И он показал на первую полосу вечерней газеты с фотографией Рональда Нидермана и заголовком «Убийцу полицейского ищут в Дании».
– Как ты себя чувствуешь? – поинтересовался Гульберг.
– Я болен.
– Вижу.
– Если мне не пересадят почку, я скоро умру. А вероятность получения новой почки крайне мала.
Гульберг кивнул.
Женщина подошла к дверям гостиной и спросила, не угостить ли Гульберга чем-нибудь.
– Кофе, пожалуйста, – ответил он, и когда она ушла, поинтересовался у Клинтона: – Кто эта женщина?
– Моя дочь.
Гульберг кивнул. Несмотря на тесное общение на протяжении долгих лет совместной работы в «Секции», в свободное время почти никто из коллег друг с другом не встречался. Гульберг в мельчайших подробностях знал черты характера своих сотрудников, их сильные и слабые стороны, но имел лишь смутное представление об их семьях. С Клинтоном он, пожалуй, общался самым тесным образом в течение двадцати лет. Гульберг знал, что Клинтон женат и что у него есть дети, однако имена дочери и бывшей жены или как Клинтон обычно проводит отпуск, ему известны не было. Словно все, что находилось за пределами «Секции», считалось закрытой темой и не обсуждалось.
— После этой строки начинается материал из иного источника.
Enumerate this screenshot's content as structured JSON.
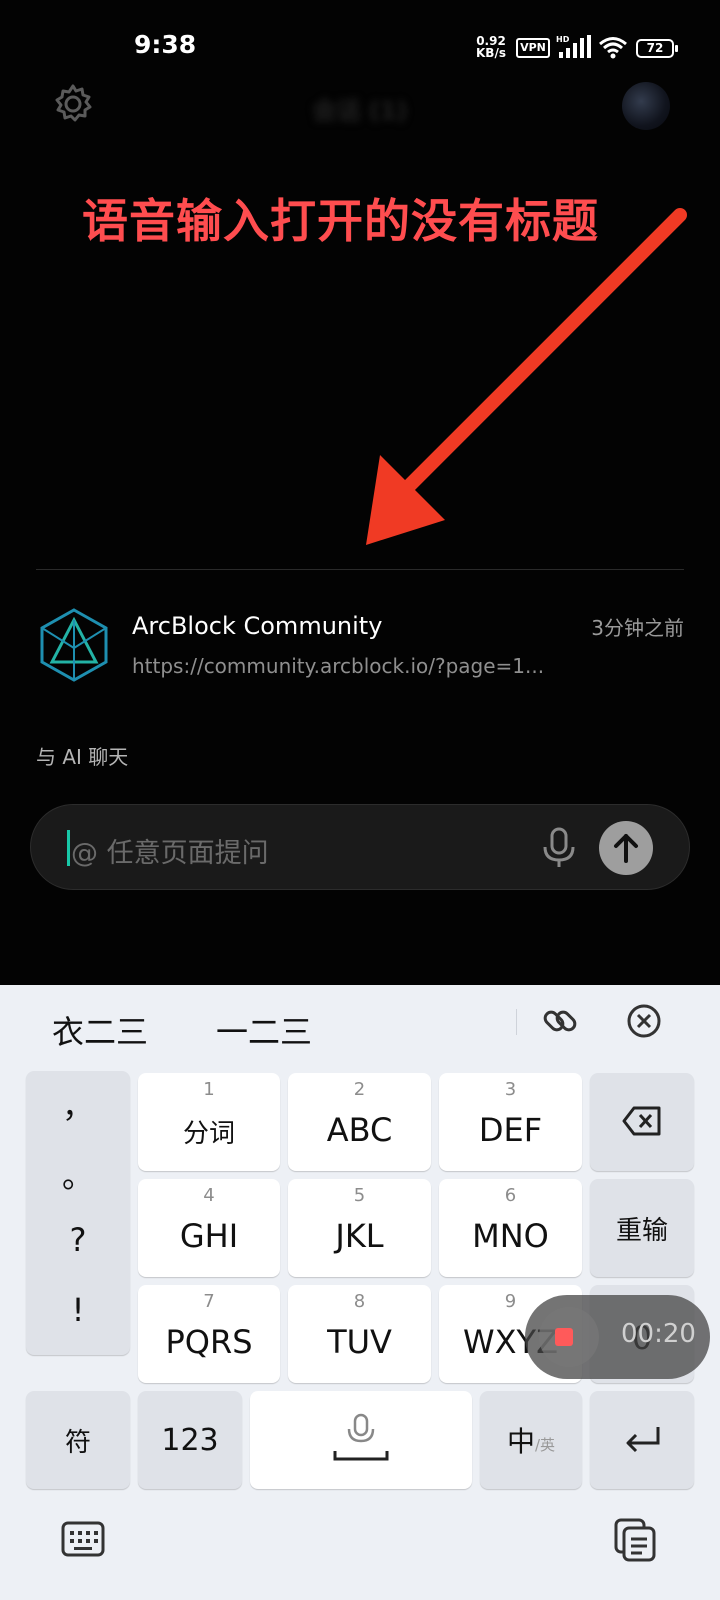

– Зачем я тебе понадобился? – спросил Клинтон.
– Мне бы хотелось узнать, какого ты мнения о Ваденшё.
Бывший коллега покачал головой:
– Мне нет до него никакого дела.
– Я спрашиваю тебя потому, что ты знаешь его, он ведь проработал с тобою десять лет.
Клинтон вновь покачал головой:
– Сегодня «Секцией» руководит он. Мое мнение никому не интересно.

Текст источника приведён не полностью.